Feit waarop de straf is gebaseerd
De verdachte wordt verweten dat hij onder verdachte omstandigheden in een auto met daarin anderen, op de openbare weg een geladen vuurwapen voorhanden heeft gehad. De aanwezigheid van geladen vuurwapens op de openbare weg komt steeds vaker voor en dit is een zorgelijke ontwikkeling, die moet worden bestreden. De praktijk wijst uit dat personen die een dergelijk wapen bij zich dragen bereid en in staat moeten worden geacht dit ook daadwerkelijk te gebruiken.
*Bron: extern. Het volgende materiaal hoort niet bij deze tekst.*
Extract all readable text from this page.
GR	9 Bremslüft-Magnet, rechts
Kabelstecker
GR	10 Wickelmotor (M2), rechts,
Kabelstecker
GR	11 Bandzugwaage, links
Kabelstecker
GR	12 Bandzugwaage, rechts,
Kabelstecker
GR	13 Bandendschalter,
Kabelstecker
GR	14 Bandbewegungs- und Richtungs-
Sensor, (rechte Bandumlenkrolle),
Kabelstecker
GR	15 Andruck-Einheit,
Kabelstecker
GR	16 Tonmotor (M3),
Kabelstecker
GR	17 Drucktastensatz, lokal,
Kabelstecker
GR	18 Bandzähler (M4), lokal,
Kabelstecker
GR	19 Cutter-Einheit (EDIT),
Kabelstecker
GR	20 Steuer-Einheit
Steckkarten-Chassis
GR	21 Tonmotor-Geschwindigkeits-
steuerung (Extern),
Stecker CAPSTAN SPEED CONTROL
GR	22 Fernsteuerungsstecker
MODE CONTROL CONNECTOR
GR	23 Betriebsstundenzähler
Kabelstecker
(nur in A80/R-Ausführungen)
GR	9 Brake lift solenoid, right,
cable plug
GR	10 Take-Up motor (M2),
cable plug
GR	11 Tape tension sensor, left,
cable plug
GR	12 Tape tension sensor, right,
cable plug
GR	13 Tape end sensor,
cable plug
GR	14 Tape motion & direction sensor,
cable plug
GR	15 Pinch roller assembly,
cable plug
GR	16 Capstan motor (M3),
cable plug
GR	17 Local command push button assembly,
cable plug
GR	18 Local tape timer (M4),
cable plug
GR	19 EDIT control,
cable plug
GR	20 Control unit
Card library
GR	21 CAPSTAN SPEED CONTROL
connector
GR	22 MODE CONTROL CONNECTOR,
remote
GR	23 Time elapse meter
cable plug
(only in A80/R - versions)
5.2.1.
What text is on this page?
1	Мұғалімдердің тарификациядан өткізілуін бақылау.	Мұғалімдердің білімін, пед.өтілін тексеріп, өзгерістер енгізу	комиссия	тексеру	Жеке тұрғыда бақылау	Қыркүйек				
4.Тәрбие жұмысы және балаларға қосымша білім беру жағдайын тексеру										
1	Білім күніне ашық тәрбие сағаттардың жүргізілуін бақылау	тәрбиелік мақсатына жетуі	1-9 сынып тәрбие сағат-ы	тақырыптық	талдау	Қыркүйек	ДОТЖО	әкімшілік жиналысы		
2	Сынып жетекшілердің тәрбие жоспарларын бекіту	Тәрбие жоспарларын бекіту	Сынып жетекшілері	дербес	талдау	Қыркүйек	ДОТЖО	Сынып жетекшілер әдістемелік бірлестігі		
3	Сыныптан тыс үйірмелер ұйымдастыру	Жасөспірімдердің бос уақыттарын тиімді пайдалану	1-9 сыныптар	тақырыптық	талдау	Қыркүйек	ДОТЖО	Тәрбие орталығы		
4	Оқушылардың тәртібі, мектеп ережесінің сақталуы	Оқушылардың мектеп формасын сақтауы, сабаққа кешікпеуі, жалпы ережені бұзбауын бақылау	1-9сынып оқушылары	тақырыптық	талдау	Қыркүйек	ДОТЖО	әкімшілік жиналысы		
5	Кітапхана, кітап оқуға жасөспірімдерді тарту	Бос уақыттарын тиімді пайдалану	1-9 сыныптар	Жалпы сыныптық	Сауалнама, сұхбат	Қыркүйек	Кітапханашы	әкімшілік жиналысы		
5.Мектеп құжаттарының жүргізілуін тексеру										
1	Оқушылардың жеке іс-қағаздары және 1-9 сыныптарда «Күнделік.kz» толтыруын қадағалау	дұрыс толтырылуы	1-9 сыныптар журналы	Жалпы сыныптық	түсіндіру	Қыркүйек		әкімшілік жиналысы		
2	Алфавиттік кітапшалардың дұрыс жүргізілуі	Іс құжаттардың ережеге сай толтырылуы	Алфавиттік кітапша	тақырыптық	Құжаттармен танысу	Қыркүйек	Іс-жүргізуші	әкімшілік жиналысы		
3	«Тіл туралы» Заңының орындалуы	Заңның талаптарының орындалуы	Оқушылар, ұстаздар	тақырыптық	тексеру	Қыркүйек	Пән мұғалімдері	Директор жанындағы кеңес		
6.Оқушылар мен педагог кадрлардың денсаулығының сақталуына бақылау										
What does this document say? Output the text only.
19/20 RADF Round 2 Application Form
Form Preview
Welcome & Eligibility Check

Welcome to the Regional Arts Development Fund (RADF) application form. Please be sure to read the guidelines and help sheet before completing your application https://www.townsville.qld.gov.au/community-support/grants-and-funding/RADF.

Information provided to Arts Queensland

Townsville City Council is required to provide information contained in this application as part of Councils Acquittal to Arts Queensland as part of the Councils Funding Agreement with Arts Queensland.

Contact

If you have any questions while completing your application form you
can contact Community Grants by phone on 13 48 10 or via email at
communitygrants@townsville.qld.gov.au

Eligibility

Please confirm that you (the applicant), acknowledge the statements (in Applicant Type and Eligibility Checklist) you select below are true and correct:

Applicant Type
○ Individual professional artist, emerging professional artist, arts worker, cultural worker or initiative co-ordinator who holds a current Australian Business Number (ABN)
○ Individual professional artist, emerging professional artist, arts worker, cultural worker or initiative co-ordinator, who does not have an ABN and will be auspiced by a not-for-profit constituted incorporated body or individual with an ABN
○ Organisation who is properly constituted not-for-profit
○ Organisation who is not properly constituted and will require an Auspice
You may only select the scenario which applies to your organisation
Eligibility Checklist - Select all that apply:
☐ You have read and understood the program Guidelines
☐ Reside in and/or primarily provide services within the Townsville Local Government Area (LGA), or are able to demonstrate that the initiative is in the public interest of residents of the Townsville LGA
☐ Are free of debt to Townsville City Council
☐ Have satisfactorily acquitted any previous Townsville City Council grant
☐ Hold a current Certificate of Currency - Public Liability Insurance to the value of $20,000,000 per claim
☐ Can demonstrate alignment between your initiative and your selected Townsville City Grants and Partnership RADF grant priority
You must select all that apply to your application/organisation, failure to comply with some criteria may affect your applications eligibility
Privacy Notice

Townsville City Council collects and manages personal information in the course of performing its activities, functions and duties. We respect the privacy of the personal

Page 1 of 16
Dit leidt niet zelden tot levensgevaarlijke situaties, ook voor omstanders. Het bij zich dragen van een vuurwapen dient ook geen ander doel dan het toebrengen van schade aan anderen.
7.3.
Persoonlijke omstandigheden van de verdachte
7.3.1.
Strafblad
De rechtbank heeft acht geslagen op een uittreksel uit de justitiële documentatie van 7 december 2017, waaruit blijkt dat de verdachte niet eerder is veroordeeld voor soortgelijke strafbare feiten.
7.4.
Conclusies van de rechtbank
Gelet op hetgeen de rechtbank hierboven heeft overwogen, komt zij tot de volgende conclusies.
Gezien de ernst van het feit en de omstandigheden waaronder het vuurwapen bij de verdachte is aangetroffen, kan niet anders worden gereageerd dan met het opleggen van een onvoorwaardelijke gevangenisstraf. Bij de bepaling van de duur van de gevangenisstraf heeft de rechtbank acht geslagen op straffen die in soortgelijke zaken worden opgelegd.
Alles afwegend acht de rechtbank de hierna te noemen straf passend en geboden.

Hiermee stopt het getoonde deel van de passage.